Retour sur la table ronde #5 - Editions indépendantes : la voie du collectif ?

Publié le 26 juillet 2023

Pour mieux comprendre et anticiper les mutations de la filière du livre le CNL organise, en 2022-2023, un cycle de petits-déjeuners dédiés aux professionnels.
Le 5 juillet dernier, cette cinquième table ronde portait sur les éditions indépendantes.

table ronde diff #5

Éditions indépendantes : la voie du collectif ?

Avec :

  • Jean-Yves Mollier, professeur émérite d’histoire contemporaine à l’université Paris Saclay/Versailles, spécialiste de l’histoire de l’édition, du livre et de la lecture.
  • Pierre Banos, Éditions théâtrales (« 40 ans d’indépendance ») et fondateur de la structure de diffusion Théâdiff.
  • Sophie Caillat, Éditions du Faubourg, membre du collectif des éditeurs anonymes
  • Serge Ewenczyk, Éditions Ça et Là, vice-président du Syndicat des éditeurs d’Ile-de-France et membre du Syndicat des éditeurs alternatifs.
  • David Meulemans, Éditions Aux forges de Vulcain
  • Christine Morault, Éditions MeMo, fondatrice du festival international L’œil du monde.
  • Albert de Pétigny, administrateur du Coll.LIBRIS, membre du bureau de la Fédération des Éditeurs Indépendants

Introduction par Régine Hatchondo, Présidente du Centre national du livre

Régine Hatchondo évoque la volonté pour le CNL de contribuer au maintien de la diversité de l’édition indépendante. Cette table ronde vise à donner des clés pour développer les coopérations entre éditeurs et ce afin de les structurer et les renforcer. Elle s’inscrit notamment dans la dynamique des échanges impulsés par les Assises nationales de l’édition indépendante (Aix-en-Provence, février 2023).
 

Intervention de Jean-Yves Mollier : l’édition indépendante face à l’accélération de la concentration

Jean-Yves Mollier présente les effets de la concentration sur l’édition indépendante en rappelant tout d’abord quelques chiffres. Selon les données de l’ISBN, les déposants sont au nombre de 8 500 chaque année mais la moitié d’entre eux n’a déposé qu’un seul livre, avec une forte hausse de l’auto-édition encouragée par Amazon, tandis que 125 déposants ont déposé plus de la moitié des ouvrages. La Fédération des éditions indépendantes a pour sa part recensé 2 240 éditeurs. Les enquêtes menées fixent le cap à 5 ans d’existence en moyenne pour les nouvelles structures. Par ailleurs, le nombre de titres ne cesse d’augmenter, atteignant 100 000 titres par an dont 65 000 nouvelles éditions.

Jean-Yves Mollier emprunte ensuite l’expression de l’économiste George Stigler, « l’édition est un oligopole à frange », pour revenir sur l’histoire de l’édition française.
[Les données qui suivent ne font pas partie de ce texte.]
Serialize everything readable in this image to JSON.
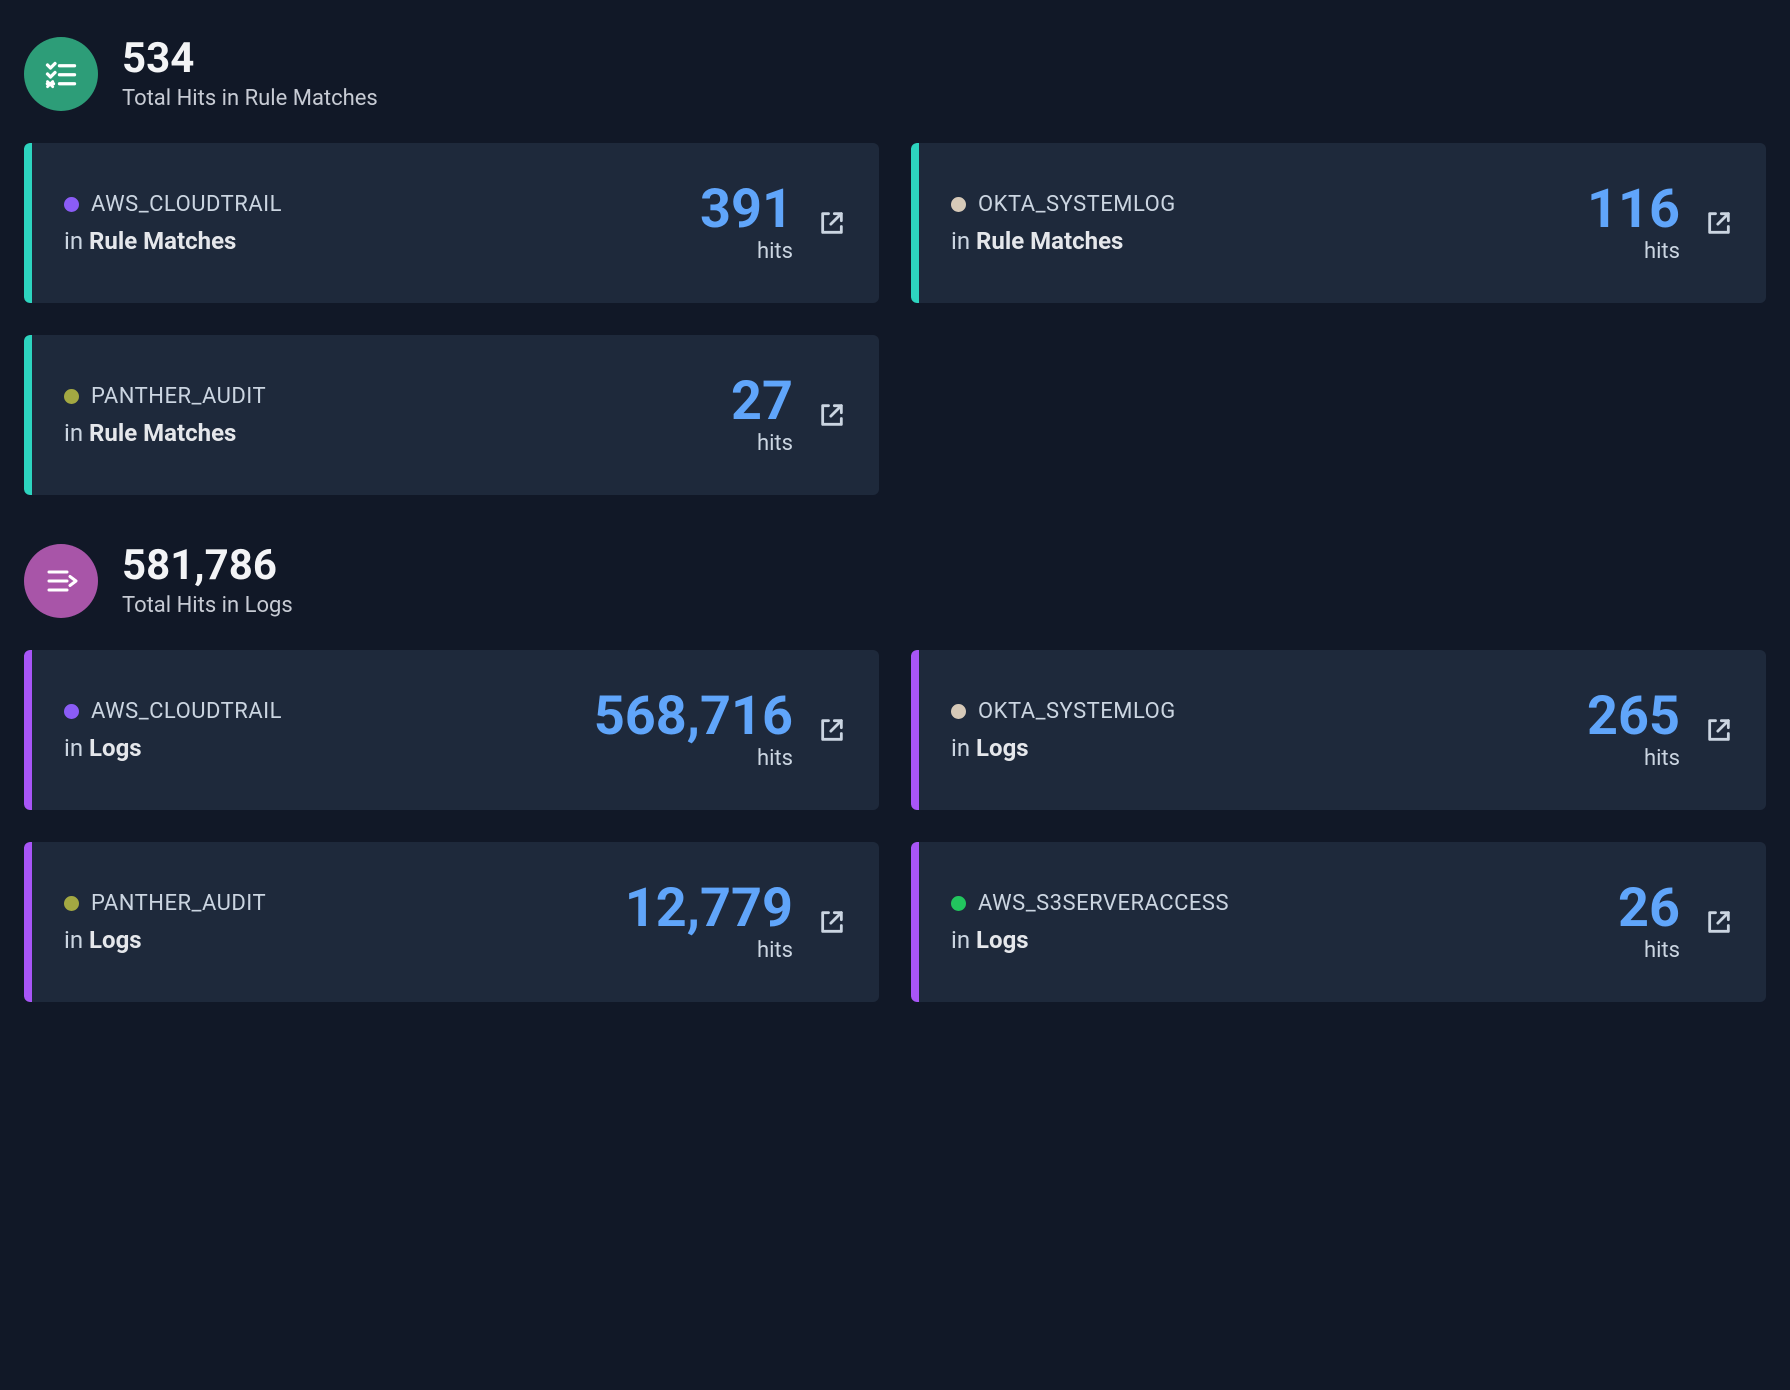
{
  "sections": [
    {
      "id": "rulematches",
      "icon": "checklist",
      "icon_color": "teal",
      "accent": "teal",
      "total": "534",
      "subtitle": "Total Hits in Rule Matches",
      "context_prefix": "in ",
      "context_bold": "Rule Matches",
      "cards": [
        {
          "source": "AWS_CLOUDTRAIL",
          "dot": "dot-purple",
          "hits": "391",
          "hits_label": "hits"
        },
        {
          "source": "OKTA_SYSTEMLOG",
          "dot": "dot-beige",
          "hits": "116",
          "hits_label": "hits"
        },
        {
          "source": "PANTHER_AUDIT",
          "dot": "dot-olive",
          "hits": "27",
          "hits_label": "hits"
        }
      ]
    },
    {
      "id": "logs",
      "icon": "logs",
      "icon_color": "purple",
      "accent": "purple",
      "total": "581,786",
      "subtitle": "Total Hits in Logs",
      "context_prefix": "in ",
      "context_bold": "Logs",
      "cards": [
        {
          "source": "AWS_CLOUDTRAIL",
          "dot": "dot-purple",
          "hits": "568,716",
          "hits_label": "hits"
        },
        {
          "source": "OKTA_SYSTEMLOG",
          "dot": "dot-beige",
          "hits": "265",
          "hits_label": "hits"
        },
        {
          "source": "PANTHER_AUDIT",
          "dot": "dot-olive",
          "hits": "12,779",
          "hits_label": "hits"
        },
        {
          "source": "AWS_S3SERVERACCESS",
          "dot": "dot-green",
          "hits": "26",
          "hits_label": "hits"
        }
      ]
    }
  ]
}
Si avant 2002, le secteur dominé par Groupe de la Cité et Hachette peut être qualifié comme étant fluide, cette structuration est amenée à changer à l’automne 2002 avec la vente de Vivendi Universal Publishing au groupe Lagardère. Ce rachat engendra jusqu’en 2019 des bouleversements dans le monde éditorial français, date à laquelle le groupe Vivendi racheta Editis avant d’entrer au capital du groupe Lagardère.

Jean-Yves Mollier considère que l’édition française n’a jamais été aussi concentrée qu’aujourd’hui. En effet, les indépendants totalisent 10% à 12% du chiffre d’affaires global. Quant à eux deux, Hachette et Editis représentent 55% du marché. De fait, le rachat du groupe Lagardère par Vivendi provoque aujourd’hui de vives réactions dans le monde de l’édition, associée à la mise en vente d’Editis (exigée par Bruxelles).

Évoquant enfin les enjeux de diffusion et de distribution de l’édition indépendante, Jean-Yves Mollier, qui évalue à 1 500 exemplaires une bonne mise en place, rappelle qu’il s’agit d’un chiffre ambitieux au regard de l’espace médiatique restreint des éditeurs indépendants. Jean-Yves Mollier conclut sur l’importance pour les éditeurs indépendants d’entretenir des relations de proximité avec les libraires et de travailler en diffusion avec des acteurs ayant à cœur de défendre leur catalogue, comme c’est le cas d’Harmonia Mundi, Belles lettres ou encore Hobo Diffusion. 

 

L’indépendance à tout prix ?

David Meulemans, Christine Morault, Pierre Banos, Sophie Caillat, Serge Ewenczyk, Albert de Pétigny et animé par Sidonie Mézaize, chargée d’affaires économiques au CNL.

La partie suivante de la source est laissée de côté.